KBLS
- North Fort Riley, Kansas; United States;
- Broadcast area: Salina-Manhattan area
- Frequency: 102.5 MHz
- Branding: Sunny 102.5

Programming
- Format: Adult contemporary
- Affiliations: Premiere Networks

Ownership
- Owner: Manhattan Broadcasting Co., Inc.
- Sister stations: KACZ, KMAN, KMKF, KXBZ

History
- First air date: January 1, 1993

Technical information
- Licensing authority: FCC
- Facility ID: 65598
- Class: C1
- ERP: 100,000 watts
- HAAT: 150 meters (490 ft)
- Transmitter coordinates: 38°57′5″N 96°47′45″W﻿ / ﻿38.95139°N 96.79583°W

Links
- Public license information: Public file; LMS;
- Webcast: Listen live
- Website: sunny1025.com

= KBLS =

KBLS (102.5 FM, "Sunny 102.5") is a radio station broadcasting an adult contemporary format. Licensed to North Fort Riley, Kansas, United States, it serves the Salina-Manhattan area. It is currently owned by Manhattan Broadcasting Co., Inc.

==History==
KBLS went on the air January 1, 1993 from studios at 2nd and Broadway in downtown Abilene. Morning programming was live with a local announcer. Veteran radio personality John Anderson did the morning show for almost 20 years. Following the morning show, the station switched to the Jones Radio Network via satellite for the rest of the day.
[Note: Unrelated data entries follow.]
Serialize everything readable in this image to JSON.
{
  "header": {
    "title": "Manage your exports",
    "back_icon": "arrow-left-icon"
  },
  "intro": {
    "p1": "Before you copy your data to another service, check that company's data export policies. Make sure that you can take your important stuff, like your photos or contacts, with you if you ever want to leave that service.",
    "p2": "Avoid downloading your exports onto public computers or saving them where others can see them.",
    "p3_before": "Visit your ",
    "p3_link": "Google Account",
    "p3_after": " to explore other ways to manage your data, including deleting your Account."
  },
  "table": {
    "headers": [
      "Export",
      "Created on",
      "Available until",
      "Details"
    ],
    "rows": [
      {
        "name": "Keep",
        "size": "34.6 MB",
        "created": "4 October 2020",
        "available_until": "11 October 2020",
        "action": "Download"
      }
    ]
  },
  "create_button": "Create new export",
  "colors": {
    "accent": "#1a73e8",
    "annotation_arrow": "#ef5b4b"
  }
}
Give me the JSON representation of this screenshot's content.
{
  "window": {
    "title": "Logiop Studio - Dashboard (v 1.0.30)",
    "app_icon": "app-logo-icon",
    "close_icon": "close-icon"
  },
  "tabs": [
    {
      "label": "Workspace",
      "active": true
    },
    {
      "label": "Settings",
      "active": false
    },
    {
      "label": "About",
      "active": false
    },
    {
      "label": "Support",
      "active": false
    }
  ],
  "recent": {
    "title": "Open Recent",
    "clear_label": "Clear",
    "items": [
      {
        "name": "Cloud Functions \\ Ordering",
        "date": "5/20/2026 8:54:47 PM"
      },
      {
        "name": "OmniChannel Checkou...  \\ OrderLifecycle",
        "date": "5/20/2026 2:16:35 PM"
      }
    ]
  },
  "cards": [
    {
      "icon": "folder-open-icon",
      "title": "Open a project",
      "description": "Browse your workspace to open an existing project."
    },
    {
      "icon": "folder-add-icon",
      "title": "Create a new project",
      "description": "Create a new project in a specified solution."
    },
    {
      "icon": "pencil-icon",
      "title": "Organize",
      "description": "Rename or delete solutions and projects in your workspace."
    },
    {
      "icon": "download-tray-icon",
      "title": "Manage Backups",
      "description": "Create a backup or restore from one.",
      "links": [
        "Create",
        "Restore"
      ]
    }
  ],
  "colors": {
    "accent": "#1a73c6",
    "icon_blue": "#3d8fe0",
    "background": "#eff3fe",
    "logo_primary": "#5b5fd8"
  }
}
For its first three months, KBLS operated as an LMA (Lease Management Agreement) between EBC, Inc. (owned by J. K. Vanier and Jerry Hinrikus of Salina, KS) and Steckline Communications of Wichita. It was subsequently owned outright by EBC.

Morris Communications acquired KBLS in January 2004 as part of a six-station purchase from EBC. Morris sold its stations to Alpha Media in 2015. Alpha then sold the stations to Rocking M Media, which spun off KBLS to Manhattan Broadcasting in 2016.